We’ll let the Mayo Clinic weigh in on this issue:

“Your body is hard-wired to react to stress in ways meant to protect you against threats from predators and other aggressors. Such threats are rare today, but that doesn’t mean that life is free of stress.

“On the contrary, you undoubtedly face multiple demands each day, such as shouldering a huge workload, making ends meet and taking care of your family. Your body treats these so-called minor hassles as threats. As a result you may feel as if you’re constantly under assault. But you can fight back. You don’t have to let stress control your life.

“When you encounter a perceived threat — a large dog barks at you during your morning walk, for instance — your hypothalamus, a tiny region at the base of your brain, sets off an alarm system in your body. Through a combination of nerve and hormonal signals, this system prompts your adrenal glands, located atop your kidneys, to release a surge of hormones, including adrenaline and cortisol.

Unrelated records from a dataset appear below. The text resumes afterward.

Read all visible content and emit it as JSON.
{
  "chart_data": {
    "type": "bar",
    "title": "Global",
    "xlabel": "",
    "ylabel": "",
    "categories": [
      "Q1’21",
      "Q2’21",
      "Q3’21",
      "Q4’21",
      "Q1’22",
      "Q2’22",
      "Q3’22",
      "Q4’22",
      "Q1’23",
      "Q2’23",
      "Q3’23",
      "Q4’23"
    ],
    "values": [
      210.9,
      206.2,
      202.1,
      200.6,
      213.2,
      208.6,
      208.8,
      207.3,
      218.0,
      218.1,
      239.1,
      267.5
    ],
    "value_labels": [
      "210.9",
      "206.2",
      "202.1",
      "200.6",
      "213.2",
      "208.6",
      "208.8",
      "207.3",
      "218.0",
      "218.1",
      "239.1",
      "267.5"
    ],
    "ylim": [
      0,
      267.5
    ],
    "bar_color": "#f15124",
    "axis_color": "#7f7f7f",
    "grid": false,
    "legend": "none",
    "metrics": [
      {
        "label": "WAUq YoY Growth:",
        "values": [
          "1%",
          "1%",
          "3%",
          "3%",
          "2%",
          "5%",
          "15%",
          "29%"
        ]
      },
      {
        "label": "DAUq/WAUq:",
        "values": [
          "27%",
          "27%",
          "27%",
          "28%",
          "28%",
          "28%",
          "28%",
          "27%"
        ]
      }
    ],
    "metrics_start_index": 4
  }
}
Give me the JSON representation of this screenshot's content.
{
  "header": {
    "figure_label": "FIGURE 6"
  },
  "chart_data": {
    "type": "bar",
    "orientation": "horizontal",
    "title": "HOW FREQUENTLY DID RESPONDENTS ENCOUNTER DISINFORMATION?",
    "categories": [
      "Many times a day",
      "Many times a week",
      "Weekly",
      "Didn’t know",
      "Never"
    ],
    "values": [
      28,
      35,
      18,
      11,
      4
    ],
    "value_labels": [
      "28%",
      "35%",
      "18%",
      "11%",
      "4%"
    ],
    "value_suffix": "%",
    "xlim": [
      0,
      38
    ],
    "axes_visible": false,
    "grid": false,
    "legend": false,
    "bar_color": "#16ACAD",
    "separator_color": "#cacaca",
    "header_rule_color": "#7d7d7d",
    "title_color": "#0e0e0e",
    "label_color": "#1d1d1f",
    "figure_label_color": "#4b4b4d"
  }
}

“Adrenaline increases your heart rate, elevates your blood pressure and boosts energy supplies. Cortisol, the primary stress hormone, increases sugars (glucose) in the bloodstream, enhances your brain’s use of glucose and increases the availability of substances that repair tissues.

“Cortisol also curbs functions that would be nonessential or detrimental in a fight-or-flight situation. It alters immune system responses and suppresses the digestive system, the reproductive system and growth processes. This complex natural alarm system also communicates with regions of your brain that control mood, motivation and fear.

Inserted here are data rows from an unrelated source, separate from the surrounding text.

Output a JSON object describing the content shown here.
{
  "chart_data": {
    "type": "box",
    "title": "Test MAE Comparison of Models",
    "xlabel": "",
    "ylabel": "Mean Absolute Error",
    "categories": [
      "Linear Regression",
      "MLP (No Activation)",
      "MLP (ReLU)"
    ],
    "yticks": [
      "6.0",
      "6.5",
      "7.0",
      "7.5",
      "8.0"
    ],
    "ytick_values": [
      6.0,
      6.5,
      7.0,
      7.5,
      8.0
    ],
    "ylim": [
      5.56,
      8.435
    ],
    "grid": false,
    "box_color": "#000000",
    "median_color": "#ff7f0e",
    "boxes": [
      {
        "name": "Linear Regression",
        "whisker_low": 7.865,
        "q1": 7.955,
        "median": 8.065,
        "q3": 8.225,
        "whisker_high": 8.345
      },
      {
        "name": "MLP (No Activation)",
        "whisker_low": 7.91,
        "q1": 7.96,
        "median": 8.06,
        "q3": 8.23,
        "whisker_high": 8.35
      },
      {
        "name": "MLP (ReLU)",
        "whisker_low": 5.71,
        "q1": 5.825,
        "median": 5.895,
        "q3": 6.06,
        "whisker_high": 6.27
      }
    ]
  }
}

“The body’s stress-response system is usually self-limiting. Once a perceived threat has passed, hormone levels return to normal. As adrenaline and cortisol levels drop, your heart rate and blood pressure return to baseline levels, and other systems resume their regular activities.

“But when stressors are always present and you constantly feel under attack, that fight-or-flight reaction stays turned on.

“The long-term activation of the stress-response system — and the subsequent overexposure to cortisol and other stress hormones — can disrupt almost all your body’s processes. This puts you at increased risk of numerous health problems, including:

  • Anxiety
  • Depression
  • Digestive problems
  • Heart disease
  • Sleep problems
  • Weight gain
  • Memory and concentration impairment.”